// di Francesco Cataldo Verrina //
Un breve racconto di Franco Cerri.
«Eravamo e siamo rimasti diversi» raccontava Cerri parlando di Intra, «io sono tonale. Già il be-bop, al primo incontro, mi aveva un po’ frastornato. Figuriamoci il free, un altro mondo. C’era stato un concerto al Lirico, il gruppo di Miles Davis con John Coltrane al sassofono e gli appassionati milanesi si erano divisi. Alcuni ne erano usciti entusiasti, altri poco convinti. Io capivo che si trattava di musica di altissima qualità ma facevo fatica a digerirla, avevo bisogno di tempo. Enrico, invece, assorbiva tutto, si sentiva a suo agio in tutto ciò che ci arrivava di nuovo, come accadeva ad Enrico Rava, a Massimo Urbani, a Giorgio Gaslini e ad altri ancora.
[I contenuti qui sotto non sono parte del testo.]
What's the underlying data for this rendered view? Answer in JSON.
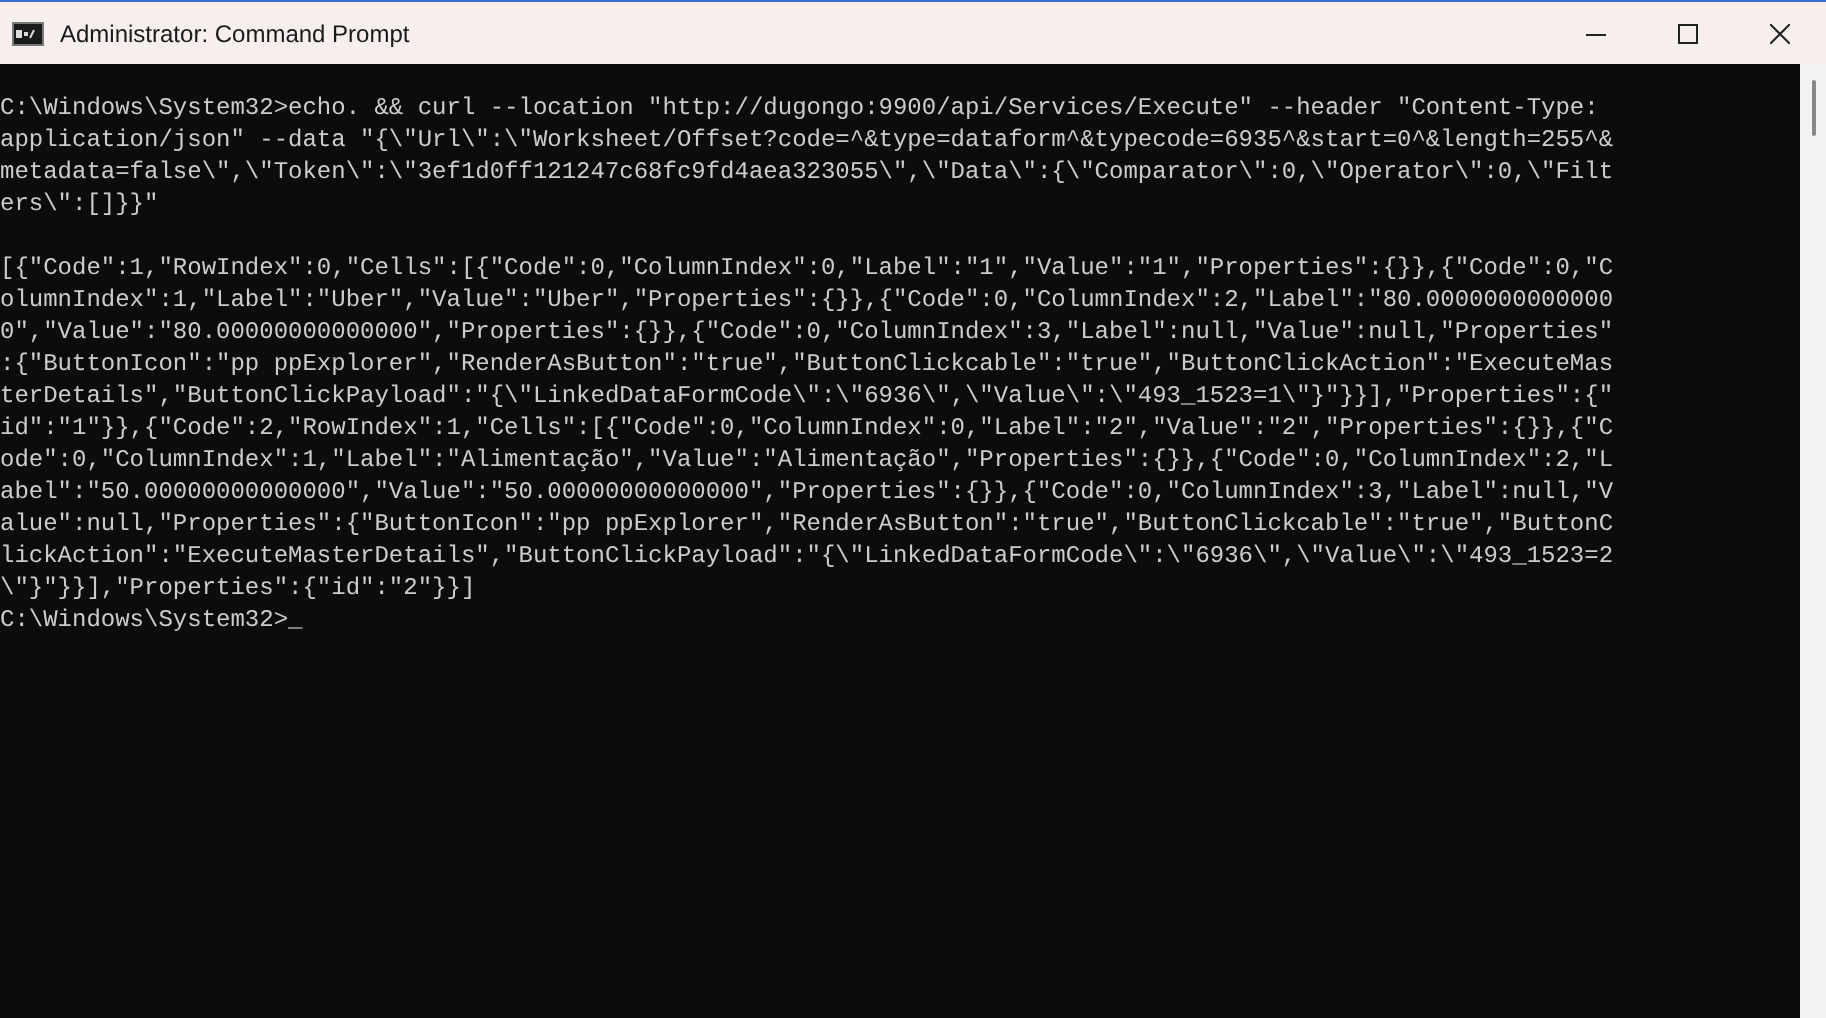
{
  "window": {
    "title": "Administrator: Command Prompt"
  },
  "console": {
    "command_lines": [
      "C:\\Windows\\System32>echo. && curl --location \"http://dugongo:9900/api/Services/Execute\" --header \"Content-Type:",
      "application/json\" --data \"{\\\"Url\\\":\\\"Worksheet/Offset?code=^&type=dataform^&typecode=6935^&start=0^&length=255^&",
      "metadata=false\\\",\\\"Token\\\":\\\"3ef1d0ff121247c68fc9fd4aea323055\\\",\\\"Data\\\":{\\\"Comparator\\\":0,\\\"Operator\\\":0,\\\"Filt",
      "ers\\\":[]}}\""
    ],
    "output_lines": [
      "[{\"Code\":1,\"RowIndex\":0,\"Cells\":[{\"Code\":0,\"ColumnIndex\":0,\"Label\":\"1\",\"Value\":\"1\",\"Properties\":{}},{\"Code\":0,\"C",
      "olumnIndex\":1,\"Label\":\"Uber\",\"Value\":\"Uber\",\"Properties\":{}},{\"Code\":0,\"ColumnIndex\":2,\"Label\":\"80.0000000000000",
      "0\",\"Value\":\"80.00000000000000\",\"Properties\":{}},{\"Code\":0,\"ColumnIndex\":3,\"Label\":null,\"Value\":null,\"Properties\"",
      ":{\"ButtonIcon\":\"pp ppExplorer\",\"RenderAsButton\":\"true\",\"ButtonClickcable\":\"true\",\"ButtonClickAction\":\"ExecuteMas",
      "terDetails\",\"ButtonClickPayload\":\"{\\\"LinkedDataFormCode\\\":\\\"6936\\\",\\\"Value\\\":\\\"493_1523=1\\\"}\"}}],\"Properties\":{\"",
      "id\":\"1\"}},{\"Code\":2,\"RowIndex\":1,\"Cells\":[{\"Code\":0,\"ColumnIndex\":0,\"Label\":\"2\",\"Value\":\"2\",\"Properties\":{}},{\"C",
      "ode\":0,\"ColumnIndex\":1,\"Label\":\"Alimentação\",\"Value\":\"Alimentação\",\"Properties\":{}},{\"Code\":0,\"ColumnIndex\":2,\"L",
      "abel\":\"50.00000000000000\",\"Value\":\"50.00000000000000\",\"Properties\":{}},{\"Code\":0,\"ColumnIndex\":3,\"Label\":null,\"V",
      "alue\":null,\"Properties\":{\"ButtonIcon\":\"pp ppExplorer\",\"RenderAsButton\":\"true\",\"ButtonClickcable\":\"true\",\"ButtonC",
      "lickAction\":\"ExecuteMasterDetails\",\"ButtonClickPayload\":\"{\\\"LinkedDataFormCode\\\":\\\"6936\\\",\\\"Value\\\":\\\"493_1523=2",
      "\\\"}\"}}],\"Properties\":{\"id\":\"2\"}}]"
    ],
    "prompt": "C:\\Windows\\System32>",
    "cursor": "_"
  }
}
Io faccio musica come se scrivessi un racconto, ho bisogno di seguire una certa logica, il free spezza ogni cosa, sconvolge i temi, li disperde in tante schegge; un’operazione molto intellettuale, nella quale non mi ritrovavo. Ciononostante, o forse proprio per questo, le nostre due nature riuscivano a conciliarsi. Sentivo che Enrico a volte doveva tenere a freno la fantasia, così come io cercavo di adeguarmi, mi sentivo demodé e volevo allargare il mio panorama. Eppure le nostre due nature finivano per conciliarsi. E più avanti nel tempo avevamo formato un Quartetto, con Azzolini al basso e Gilberto Cuppini alla batteria, che dura ancora, sia pure cambiando a volte basso e batteria, Lucio Terzano e poi Marco Vaggi, Paolo Pellegatti e Tony Arco. Una sera Cuppini non era arrivato a Lecce. Avevamo pensato di far saltare l’esibizione, poi Enrico aveva detto: suoniamo in Trio, come Art Tatum, come Oscar Peterson e ci eravamo resi conto che anche così la musica funzionava»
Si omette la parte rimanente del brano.